Mungkin karena mereka sudah tenang dan mereka memikirkan
semua yang mereka lakukan hari ini.
Pada kencan pertama mereka (?), Mereka berpegangan
tangan. Meski dikira sebagai pasangan, dan sekarang mereka mengenakan pakaian
yang serasi.
Mereka tidak tahu bagaimana perasaan mereka tentang
satu sama lain, tetapi entah bagaimana mereka berdua tahu bahwa mereka dipenuhi
dengan rasa malu.
"Sudah hampir waktunya untuk tahun ajaran
baru."
Merasa tidak nyaman dengan kesunyian itu, Asahi
tiba-tiba mengatakan sesuatu yang hambar.

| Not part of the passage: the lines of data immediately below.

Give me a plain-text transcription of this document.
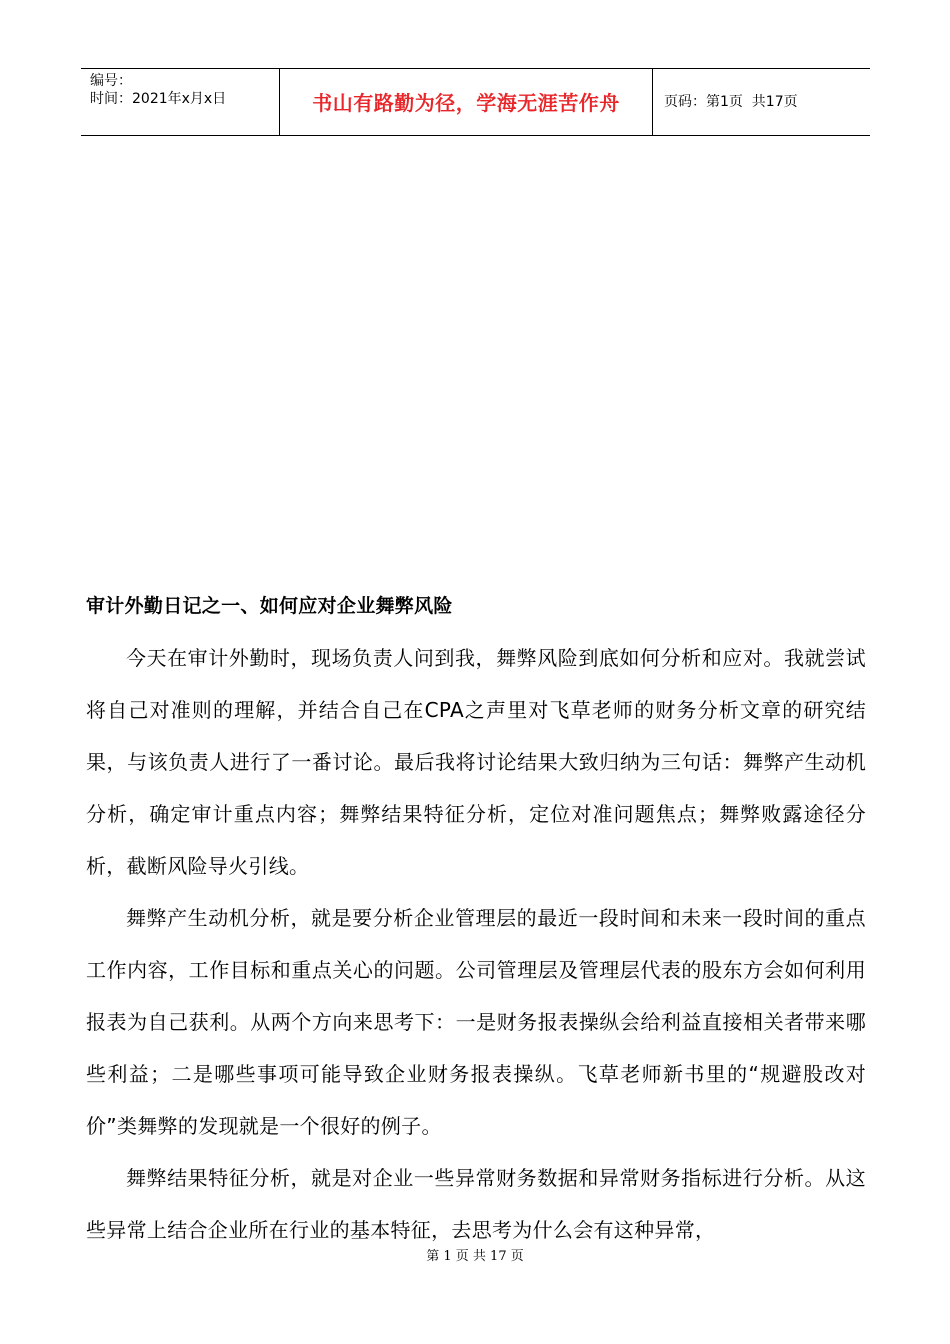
编号：
时间：2021年x月x日	书山有路勤为径，学海无涯苦作舟	页码：第1页  共17页
审计外勤日记之一、如何应对企业舞弊风险

今天在审计外勤时，现场负责人问到我，舞弊风险到底如何分析和应对。我就尝试将自己对准则的理解，并结合自己在CPA之声里对飞草老师的财务分析文章的研究结果，与该负责人进行了一番讨论。最后我将讨论结果大致归纳为三句话：舞弊产生动机分析，确定审计重点内容；舞弊结果特征分析，定位对准问题焦点；舞弊败露途径分析，截断风险导火引线。

舞弊产生动机分析，就是要分析企业管理层的最近一段时间和未来一段时间的重点工作内容，工作目标和重点关心的问题。公司管理层及管理层代表的股东方会如何利用报表为自己获利。从两个方向来思考下：一是财务报表操纵会给利益直接相关者带来哪些利益；二是哪些事项可能导致企业财务报表操纵。飞草老师新书里的“规避股改对价”类舞弊的发现就是一个很好的例子。

舞弊结果特征分析，就是对企业一些异常财务数据和异常财务指标进行分析。从这些异常上结合企业所在行业的基本特征，去思考为什么会有这种异常，

第 1 页 共 17 页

Fuyuka juga merespon dengan cara yang sama, namun
percakapan itu tidak berlangsung lama karena mereka sudah bisa melihat
apartemen di depan.
"Terima kasih untuk hari ini."
"Iya aku juga, itu menyenangkan."
"Aku harap kamu akan mengajakku lagi."
"Y-ya... Tentu saja."
Dia terpesona oleh senyum manis yang muncul di
wajahnya saat mereka berpisah.
Ekspresi dan kata-katanya yang santai membuatnya jatuh
cinta padanya lagi.
Kemudian—
"Akan menyenangkan jika kita berada di kelas yang
sama."
Setelah mengatakan itu, Fuyuka menghilang di balik
pintu.
Asahi juga memutar kunci rumahnya dan bergumam,
"Aku pulang."
Tentu saja, tidak ada yang menjawab "selamat
datang kembali" padanya.
Dia tidak terlalu merasa kesepian tentang itu, tetapi
dia bertanya-tanya mengapa dia merasa sedikit hampa.
"Kita pernah bersama beberapa saat yang
lalu."
"Kita akan bertemu di sekolah, tapi--"
'Apakah aneh kalau aku sudah ingin melihatnya lagi?'
"…Aku pikir juga begitu."
Di satu-satunya ruang, Asahi menjatuhkan dirinya ke
sofa dan bergumam.
Tangan yang dia pegang dengan Fuyuka.
Kulitnya yang menyentuh baju senada yang dibelinya
dengan Fuyuka.
Sosok menggemaskan Fuyuka yang membakar matanya.
Panas meningkat seiring dengan cintanya yang meluap.
'Apa yang harus aku lakukan dengan perasaan tak
terkendali ini?'
Jawabannya sederhana dalam segala hal, tetapi jalan
menuju jawaban yang benar tampaknya sangat sulit.